If it had not been for these institutions, she might have been, ere this, a useful and happy woman; and had she been cherished and cared for by her kindred, as their true hearts then prompted, instead of being consigned to the care of strangers, she might have recovered her health and spirits, and long have been a blessing to them and to the world.

2011  

But alas! this willing victim has been offered a living sacrifice to the Lunatic Asylum! and under the specious pretence that her good might be secured!

2012  

Several of her friends have died since she has been here, but she was not allowed to know anything of the event, until she chanced to see the notice of their death in the papers!

2013  

Oh, can this entombing of kindred while alive, be for their or our own good?

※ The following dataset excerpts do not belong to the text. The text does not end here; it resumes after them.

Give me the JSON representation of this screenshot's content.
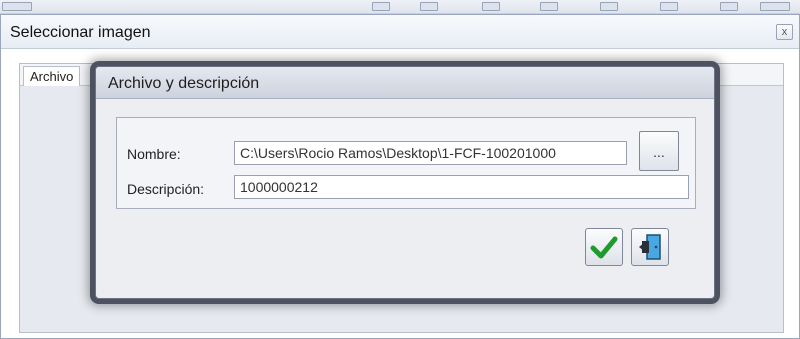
{
  "outer_dialog": {
    "title": "Seleccionar imagen",
    "close_glyph": "x",
    "tab_label": "Archivo"
  },
  "dialog": {
    "title": "Archivo y descripción",
    "name_label": "Nombre:",
    "name_value": "C:\\Users\\Rocio Ramos\\Desktop\\1-FCF-100201000",
    "browse_label": "...",
    "description_label": "Descripción:",
    "description_value": "1000000212",
    "ok_icon": "checkmark-icon",
    "exit_icon": "exit-door-icon"
  },
  "colors": {
    "accept_green": "#1f9a2c",
    "exit_blue": "#4aa8e0"
  }
}
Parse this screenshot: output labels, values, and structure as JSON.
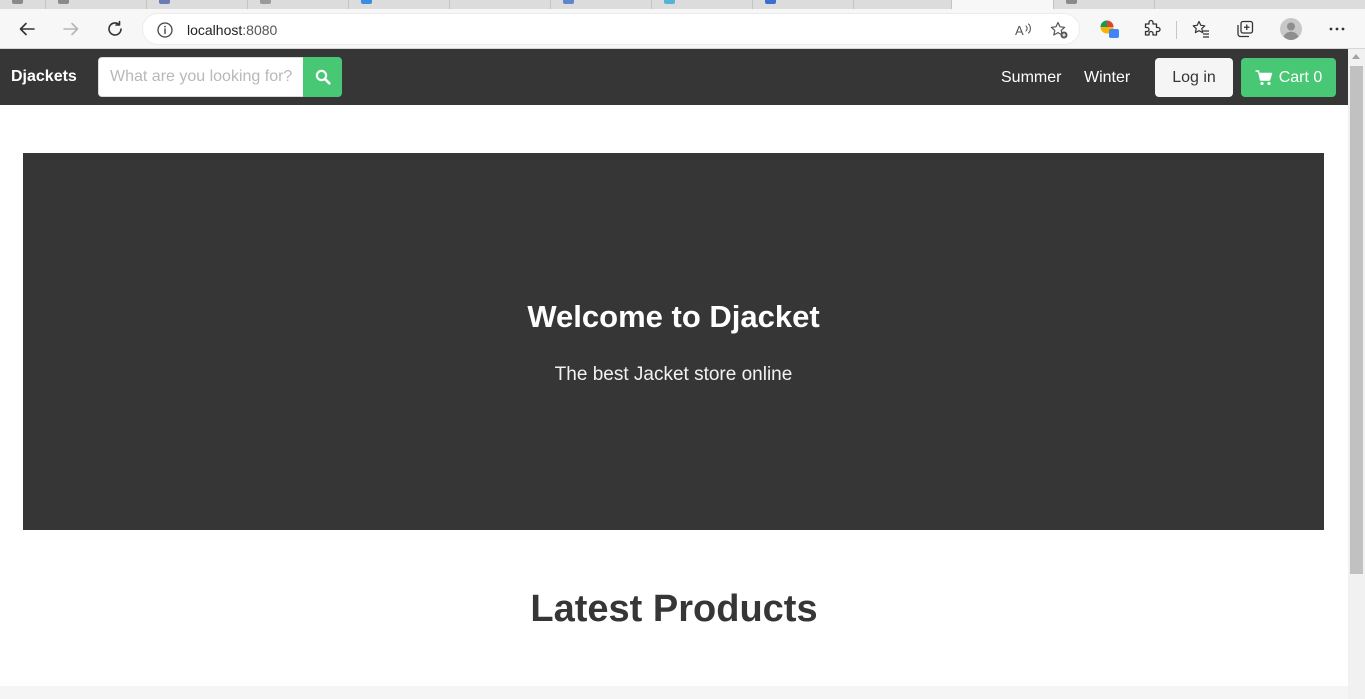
{
  "browser": {
    "address_url_host": "localhost",
    "address_url_port": ":8080"
  },
  "site": {
    "brand": "Djackets",
    "search": {
      "placeholder": "What are you looking for?"
    },
    "nav_links": [
      "Summer",
      "Winter"
    ],
    "login_label": "Log in",
    "cart_label": "Cart 0"
  },
  "hero": {
    "title": "Welcome to Djacket",
    "subtitle": "The best Jacket store online"
  },
  "section": {
    "title": "Latest Products"
  },
  "colors": {
    "navbar": "#363636",
    "primary_green": "#48c774",
    "hero_bg": "#363636"
  }
}
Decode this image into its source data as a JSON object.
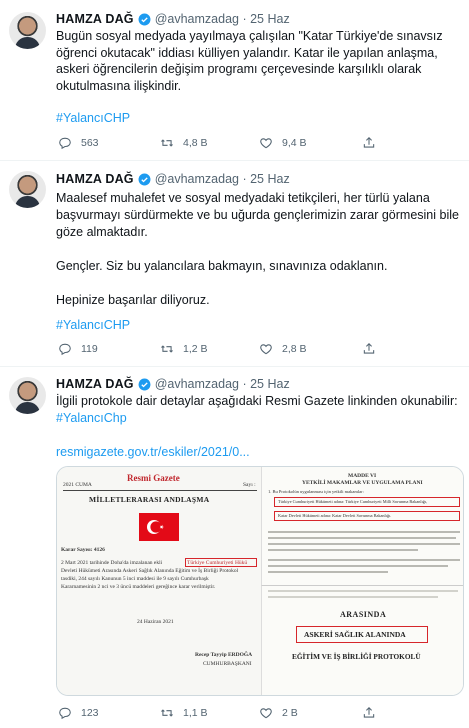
{
  "tweets": [
    {
      "name": "HAMZA DAĞ",
      "handle": "@avhamzadag · 25 Haz",
      "paragraphs": [
        "Bugün sosyal medyada yayılmaya çalışılan \"Katar Türkiye'de sınavsız öğrenci okutacak\" iddiası külliyen yalandır. Katar ile yapılan anlaşma, askeri öğrencilerin değişim programı çerçevesinde karşılıklı olarak okutulmasına ilişkindir."
      ],
      "hashtag": "#YalancıCHP",
      "replies": "563",
      "retweets": "4,8 B",
      "likes": "9,4 B"
    },
    {
      "name": "HAMZA DAĞ",
      "handle": "@avhamzadag · 25 Haz",
      "paragraphs": [
        "Maalesef muhalefet ve sosyal medyadaki tetikçileri, her türlü yalana başvurmayı sürdürmekte ve bu uğurda gençlerimizin zarar görmesini bile göze almaktadır.",
        "Gençler. Siz bu yalancılara bakmayın, sınavınıza odaklanın.",
        "Hepinize başarılar diliyoruz."
      ],
      "hashtag": "#YalancıCHP",
      "replies": "119",
      "retweets": "1,2 B",
      "likes": "2,8 B"
    },
    {
      "name": "HAMZA DAĞ",
      "handle": "@avhamzadag · 25 Haz",
      "paragraphs": [
        "İlgili protokole dair detaylar aşağıdaki Resmi Gazete linkinden okunabilir:"
      ],
      "hashtag": "#YalancıChp",
      "link": "resmigazete.gov.tr/eskiler/2021/0...",
      "replies": "123",
      "retweets": "1,1 B",
      "likes": "2 B"
    }
  ],
  "card": {
    "left": {
      "date": "2021 CUMA",
      "masthead": "Resmi Gazete",
      "sayi": "Sayı :",
      "heading": "MİLLETLERARASI ANDLAŞMA",
      "karar": "Karar Sayısı: 4126",
      "highlight": "Türkiye Cumhuriyeti Hükü",
      "lines": [
        "2 Mart 2021 tarihinde Doha'da imzalanan ekli",
        "Devleti Hükümeti Arasında Askeri Sağlık Alanında Eğitim ve İş Birliği Protokol",
        "tasdiki, 244 sayılı Kanunun 5 inci maddesi ile 9 sayılı Cumhurbaşk",
        "Kararnamesinin 2 nci ve 3 üncü maddeleri gereğince karar verilmiştir."
      ],
      "sign_date": "24 Haziran 2021",
      "signer": "Recep Tayyip ERDOĞA",
      "office": "CUMHURBAŞKANI"
    },
    "right_top": {
      "madde": "MADDE VI",
      "title": "YETKİLİ MAKAMLAR VE UYGULAMA PLANI",
      "intro": "1. Bu Protokolün uygulanması için yetkili makamlar:",
      "box1": "Türkiye Cumhuriyeti Hükümeti adına: Türkiye Cumhuriyeti Milli Savunma Bakanlığı,",
      "box2": "Katar Devleti Hükümeti adına: Katar Devleti Savunma Bakanlığı."
    },
    "right_bottom": {
      "arasinda": "ARASINDA",
      "boxed": "ASKERİ SAĞLIK ALANINDA",
      "protocol": "EĞİTİM VE İŞ BİRLİĞİ PROTOKOLÜ"
    }
  },
  "colors": {
    "accent": "#1d9bf0",
    "muted": "#536471",
    "flag_red": "#e30a17",
    "highlight_red": "#d6262b"
  }
}
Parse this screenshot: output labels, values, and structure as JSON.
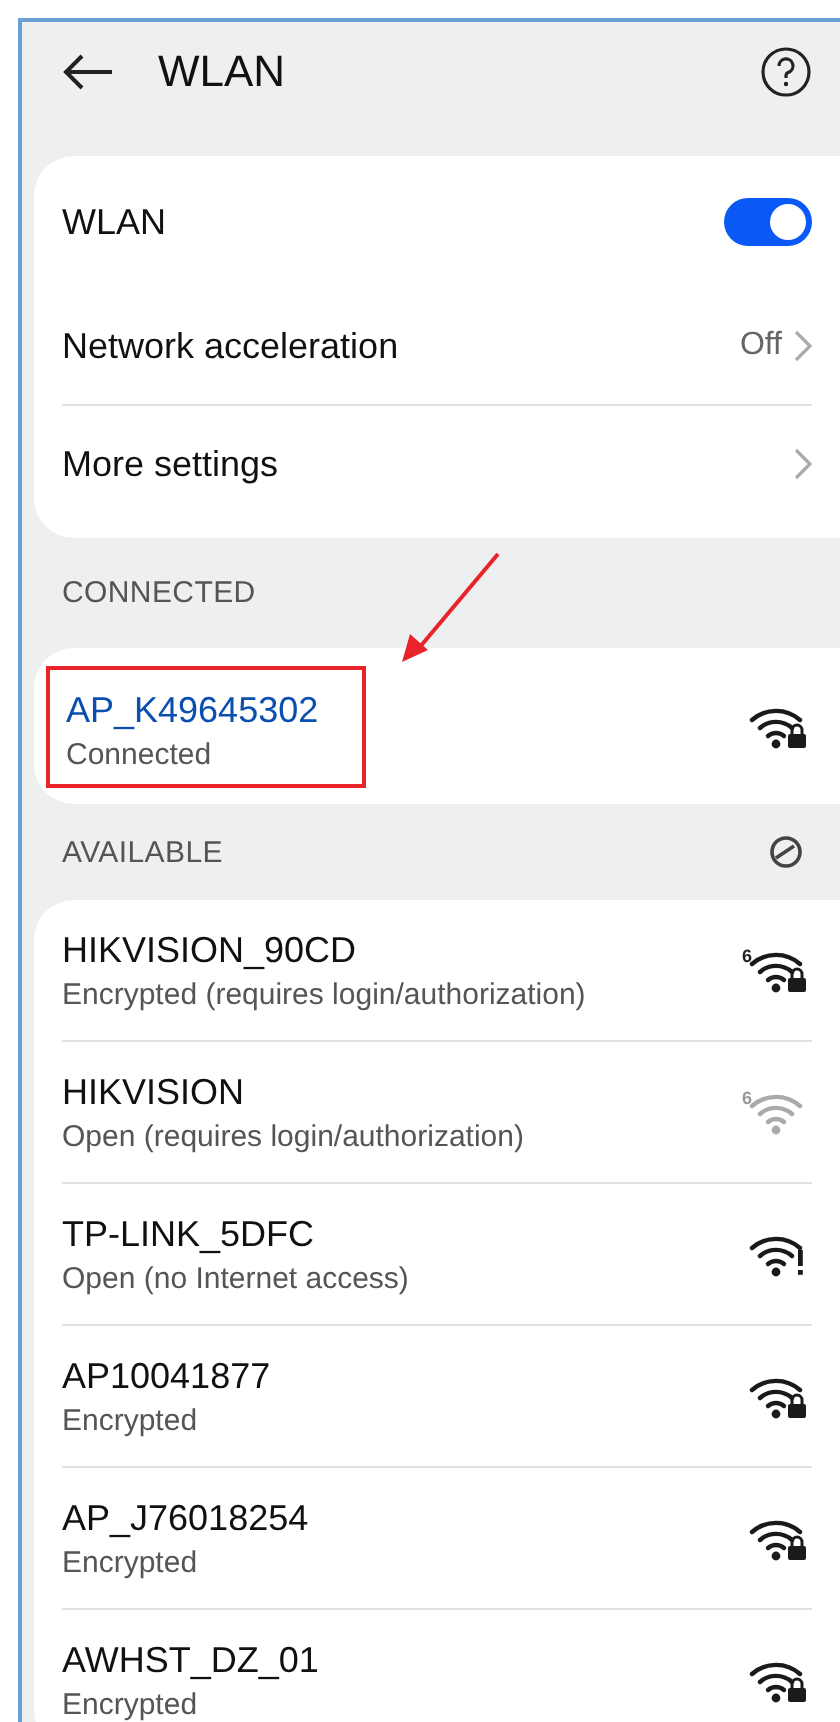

Is it for our own good to cut off our afflicted friends, and so desert them, as to root out all traces of sympathy in them, or interest in their welfare? Is it for their good to put them where the affectionate yearnings of their fond hearts have no object to cling to, and no means allowed through which to exercise their emotions? Can a natural development of the faculties be secured by this most unnatural process?

2014  

No, no; those who have survived this machinery are the exceptions; those who are injured the almost universal rule.

2015  

Mrs. Bridgman never was a fit subject for the asylum, since she never was an insane person. She is diseased in her nervous system, and instead of being treated as a criminal, she needs unusual forbearance and kindness, to inspire her with self-confidence and thus draw out her self-reliant feelings and efforts. All depressing, debasing influences are death-like in their influence over her already weakened powers of resistance.